3-9 John Finnie St, Kilmarnock KA1 1BL

Alison Crocket – Head, Whole Systems Unit, Drug Policy Division Scottish Goverment

I am writing to give my impressions of EACH Recovery Matters. I recently returned to Scotland after a long absence, and was very curious to see how drug services in East Ayrshire were faring, having worked with people who use drugs there a long time ago and have returned to work for the Scottish Government in Drug Policy Division.

The difference between then and now is seismic. From conversations with colleagues leading the ADP  and other service providers, it is clear that real progress has been made in collaborative working in the area, providing a whole spectrum of services from very low threshold to ongoing support in recovery. In addition, a holistic approach is sought to ensure that people who use drugs can find support for not just their drug use but also other pressing needs.

A key part of this is clearly the EACH Recovery Matters.  I was very impressed that the hub is located right in the centre of Kilmarnock, and declares itself boldly, which I believe is critical in challenging the prejudice and stigma that people who use drugs so frequently suffer. Inside is bright and cheerful and welcoming, creating a great environment which immediately sends the signal to anyone entering that they are valued and cared for. It also declares to the local community that people who use drugs are a part of their community and that their care and support is everyone’s issue.

I attended the first birthday of the Hub earlier this year and was delighted to see the extent to which the Hub has become a central part of service provision in the area and the pride and delight that the Hub’s “Crew”  had in showing their service off was heart-warming. The focus on the whole range of recovery needs is palpable, building supportive relationships and acquiring transferable skills along the way. It was clear from the wide range of service providers and local leaders who also attended and spoke at the event,  the high regard that so many hold for the hub.

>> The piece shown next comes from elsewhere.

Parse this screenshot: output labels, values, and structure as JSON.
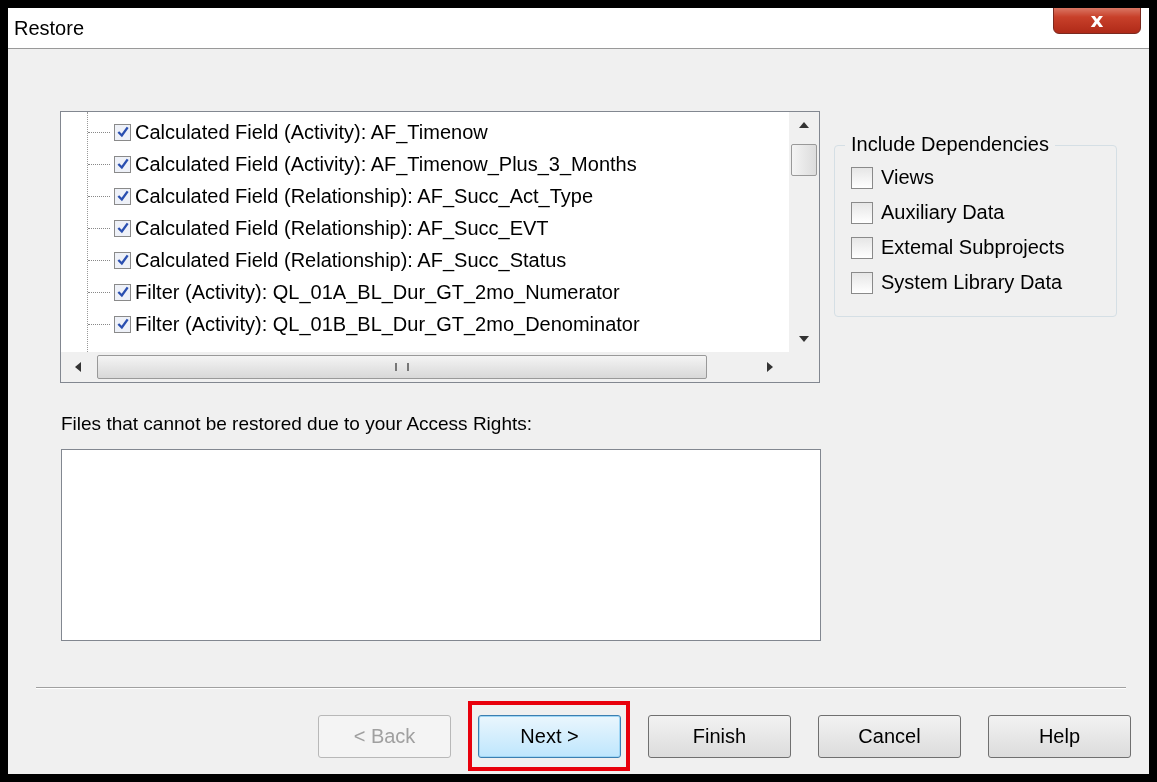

I have been engaged in drug service delivery and policy development for almost forty years and am absolutely persuaded of the critical nature of community based services if people are to find their way to a recovery that works for them. Drug use may be a health condition but it is not a medical condition that can be “treated” in a solely clinical environment. Forming and building supportive and caring relationships without judgement or impossible conditions imposed is critical and so much more impactful in many ways when forged with others who have also experienced a similar journey. The Hub I believe is not only providing this service it is also providing the catalyst that brings services together to collaborate and co-ordinate more effectively around service user needs, which can only be a good thing for people at all parts of their recovery journeys.

I know that Steph McCutcheon, who leads the Hub has even greater ambitions for what the Hub can achieve with more support and I would be delighted if he can bring them to fruition. There is still so much to do to help the most vulnerable and I hope that they find the resources they need to build on the amazing work they are already doing.